O demônio fala com a nossa própria voz | Abismo de Dostoiévski – Parte 2
O mal em Dostoiévski não vem de fora — ele brota do próprio “eu”.
O demônio está dentro
Você já ouviu a sua própria voz dizendo algo que te assustou? Já teve pensamentos tão sombrios que preferiu ignorar, fingir que não eram seus? Dostoiévski ouviu. E escreveu sobre isso. Em suas páginas, o demônio não é uma criatura sobrenatural: é uma parte oculta do homem, uma região profunda da alma que sussurra traições, rancores e desejos inconfessáveis.

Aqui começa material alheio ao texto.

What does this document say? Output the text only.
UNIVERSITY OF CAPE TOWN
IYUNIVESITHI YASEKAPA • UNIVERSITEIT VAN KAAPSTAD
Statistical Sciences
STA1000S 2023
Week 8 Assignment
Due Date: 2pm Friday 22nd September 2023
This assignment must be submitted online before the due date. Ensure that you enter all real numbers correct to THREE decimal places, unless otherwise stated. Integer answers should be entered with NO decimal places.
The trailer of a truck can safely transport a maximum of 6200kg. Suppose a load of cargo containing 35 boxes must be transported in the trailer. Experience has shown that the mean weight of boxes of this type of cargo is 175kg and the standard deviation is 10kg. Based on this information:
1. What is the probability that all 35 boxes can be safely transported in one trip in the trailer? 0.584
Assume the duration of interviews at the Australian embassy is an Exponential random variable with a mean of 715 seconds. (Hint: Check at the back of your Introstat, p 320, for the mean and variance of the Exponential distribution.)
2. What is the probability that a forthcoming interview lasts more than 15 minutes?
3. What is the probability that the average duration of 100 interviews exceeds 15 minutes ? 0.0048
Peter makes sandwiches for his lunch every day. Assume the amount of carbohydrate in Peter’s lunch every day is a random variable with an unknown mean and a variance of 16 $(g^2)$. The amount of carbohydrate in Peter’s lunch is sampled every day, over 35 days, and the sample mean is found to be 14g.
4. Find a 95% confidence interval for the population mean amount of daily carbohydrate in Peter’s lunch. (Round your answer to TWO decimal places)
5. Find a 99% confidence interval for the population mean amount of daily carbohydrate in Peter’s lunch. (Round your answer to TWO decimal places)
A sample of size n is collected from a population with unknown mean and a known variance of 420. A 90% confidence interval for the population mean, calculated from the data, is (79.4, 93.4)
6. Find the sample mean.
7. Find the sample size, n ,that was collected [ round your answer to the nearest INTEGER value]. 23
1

Vivemos fingindo que o mal está lá fora. Que os criminosos são os outros. Que os perversos são monstros distantes. Mas e se o verdadeiro mal for íntimo, cotidiano, familiar? E se a voz que nos leva a destruir, mentir, odiar e invejar não vier de um espírito externo, mas da nossa própria consciência?
Em Dostoiévski, os demônios têm nomes humanos. Raskólnikov, Smerdiákov, Stavróguin, Ivan Karamázov. E o mais perigoso: o “homem do subsolo”. Não há monstros no mundo. Só almas que se tornaram reféns de si mesmas.
Dostoiévski e a psicologia do mal
A genialidade de Dostoiévski está em antecipar a psicologia profunda antes de Freud, Jung ou Lacan. Seus personagens não são “maus” por falha moral — eles são abismos ambulantes, guiados por impulsos contraditórios, sabotagens internas, ódio de si e desejo de punição.
Ivan Karamázov cria um argumento filosófico perfeito contra Deus. Mas logo esse argumento encarna — literalmente — num delírio demoníaco que o visita. Um duplo. Um “ele mesmo” sarcástico, cínico, diabólico. O demônio em Ivan não é um ser externo: é a sua razão distorcida pelo orgulho.